Ve lo ricordate il tormentone di Roberto Benigni di fine anni Ottanta? «Achille, cambia nome!» Il riferimento era ovviamente a Occhetto, ultimo segretario del Pci impegnato nella svolta della Bolognina che avrebbe portato alla nascita del Pds. Chissà che avrebbero detto all’epoca Occhetto, Benigni e tutti i militanti di quello che era il più grande partito comunista d’Europa occidentale se avessero saputo che, 20 anni più tardi, in una situazione analoga ci si sarebbe trovata l’azienda simbolo del capitalismo postmoderno: Facebook. Anzi: Meta, come l’ha ribattezzata il fondatore Mark Zuckerberg. Suscitando immediatamente un interrogativo in molti dei 2,80 miliardi di utenti sparsi per il mondo: siamo poi tanto sicuri che non ci fosse nome migliore?
Perché Zuckerberg ha scelto Meta
Perché «Zuck» ha scelto Meta è cosa nota: il nome sta per metaverso, l’orizzonte ideologico – tecnologico – videoludico verso cui il social network per eccellenza vuole portarci tutti, una specie di Second Life, solo più figo. Che, a non saper leggere né scrivere, rappresenta un magnifico diversivo dopo tutto tutte le polemiche sulla privacy e le dichiarazioni della talpa Frances Haugen che hanno travolto Facebook. Meta è l’americanizzazione della preposizione greca «metà» che significa «in mezzo», «tra», «dopo» e sta davanti a parole intriganti come metamorfosi e funeste come metastasi. Zuckerberg sicuramente lo sapeva, quant’è vero che all’università recitava a memoria i versi dell’Iliade. Altre cose non siamo così sicuri le sapesse.
Meta è già un’azienda
Ecco la prima: Meta è già marchio registrato. Appartiene a Meta Pcs, una pmi dell’Arizona che vende computer e gadget tecnologici vari per appassionati di gaming, un popolo non troppo diverso da quello che frequenta le piattaforme di Zuck. Non è che Menlo Park avrà copiato? I maligno lo dicono ma, comunque la mettiate, la strada numero uno per aggirare l’ostacolo è «conciliare», staccando ai titolari del marchio un bell’assegno da 20 milioni di dollari. Se vi sembra tanto per un negozietto di pc, sappiate che tutto è relativo: il fondatore di Facebook, uno che ha tanti amici ma pure altrettanti nemici, la stessa cifra la spende in un anno per la propria sicurezza personale. La strada numero due è mettere a lavorare sul dossier gli avvocati del gruppo per trovare qualche cavillo. Ma non è detto che la seconda opzione costi meno della prima.
Meta è una città
Seconda cosa che forse Zuckerberg ignora: Meta è una città. Una cittadina, per la precisione: posticino delizioso che apre ai turisti provenienti da Vico Equense le porte della Penisola Sorrentina e ha dato all’Italia raffinati intellettuali come il rapper Anastasio. Da quelle parti pare che la decisione di Menlo Park sia stata accolta con quel misto d’orgoglio e compiacimento finesettimanale che rappresenta bene lo spirito del luogo. Fanno fede i meme del gruppo «Sei di Meta se…» Per inciso: Meta era «meta» prediletta (perdonate il gioco di parole) degli studenti dell’hinterland napoletano che negli anni Ottanta e Novanta marinavano la scuola, in fuga dai propri doveri. «Metafora» perfetta per il lavoro che fa Facebook.

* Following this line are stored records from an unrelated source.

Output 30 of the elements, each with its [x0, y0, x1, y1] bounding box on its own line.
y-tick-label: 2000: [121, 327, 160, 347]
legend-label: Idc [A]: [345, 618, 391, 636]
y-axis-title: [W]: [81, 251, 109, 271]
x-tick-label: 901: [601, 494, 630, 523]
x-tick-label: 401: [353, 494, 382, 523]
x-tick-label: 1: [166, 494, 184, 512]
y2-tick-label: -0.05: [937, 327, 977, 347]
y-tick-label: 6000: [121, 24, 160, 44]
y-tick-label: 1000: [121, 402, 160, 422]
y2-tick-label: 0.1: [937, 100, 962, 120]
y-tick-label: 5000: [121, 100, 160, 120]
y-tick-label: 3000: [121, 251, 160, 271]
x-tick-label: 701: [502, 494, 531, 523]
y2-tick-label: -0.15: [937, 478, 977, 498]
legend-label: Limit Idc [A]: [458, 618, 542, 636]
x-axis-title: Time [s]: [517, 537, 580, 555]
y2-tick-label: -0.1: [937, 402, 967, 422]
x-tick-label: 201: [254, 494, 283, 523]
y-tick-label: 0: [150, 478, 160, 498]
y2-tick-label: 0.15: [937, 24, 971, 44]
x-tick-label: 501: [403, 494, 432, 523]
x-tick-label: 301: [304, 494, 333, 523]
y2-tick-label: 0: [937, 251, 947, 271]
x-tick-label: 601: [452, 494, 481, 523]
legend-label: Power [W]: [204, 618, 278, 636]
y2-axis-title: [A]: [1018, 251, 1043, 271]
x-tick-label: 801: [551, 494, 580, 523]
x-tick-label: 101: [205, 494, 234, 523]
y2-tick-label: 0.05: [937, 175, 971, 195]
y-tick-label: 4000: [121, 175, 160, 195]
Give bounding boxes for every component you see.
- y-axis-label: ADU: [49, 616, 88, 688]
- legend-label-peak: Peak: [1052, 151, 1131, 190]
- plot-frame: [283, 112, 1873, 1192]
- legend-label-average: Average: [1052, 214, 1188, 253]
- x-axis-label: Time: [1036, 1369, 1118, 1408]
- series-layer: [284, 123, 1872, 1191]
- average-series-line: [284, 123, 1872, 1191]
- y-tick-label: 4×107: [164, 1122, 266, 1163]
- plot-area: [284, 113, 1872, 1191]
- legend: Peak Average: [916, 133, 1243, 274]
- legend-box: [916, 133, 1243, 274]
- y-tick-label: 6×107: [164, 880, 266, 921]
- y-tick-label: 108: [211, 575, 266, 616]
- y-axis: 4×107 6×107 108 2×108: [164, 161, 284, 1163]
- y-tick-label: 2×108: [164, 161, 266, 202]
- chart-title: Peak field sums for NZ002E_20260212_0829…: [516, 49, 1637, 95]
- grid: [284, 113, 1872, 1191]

Meta è «morta» (in ebraico)
Terza cosa che forse Zuckerberg non sapeva: in ebraico la parola meta è un aggettivo femminile che significa «morta». Mica per caso in Israele l’hashtag #FacebookDead è diventato virale subito dopo l’annuncio del cambio di nome. Ed è qui che ti spunta subito la teoria del complotto: è messaggio subliminale! Come dire: Facebook è morta, evviva Facebook. A essere sinceri, non siamo poi tanto sicuri che Zuckerberg non lo sapesse. Ma siamo sicuri del fatto che, con un po’ d’impegno, avrebbe potuto essere più originale. O forse no: dopo tutto il genio è lui, mica noi.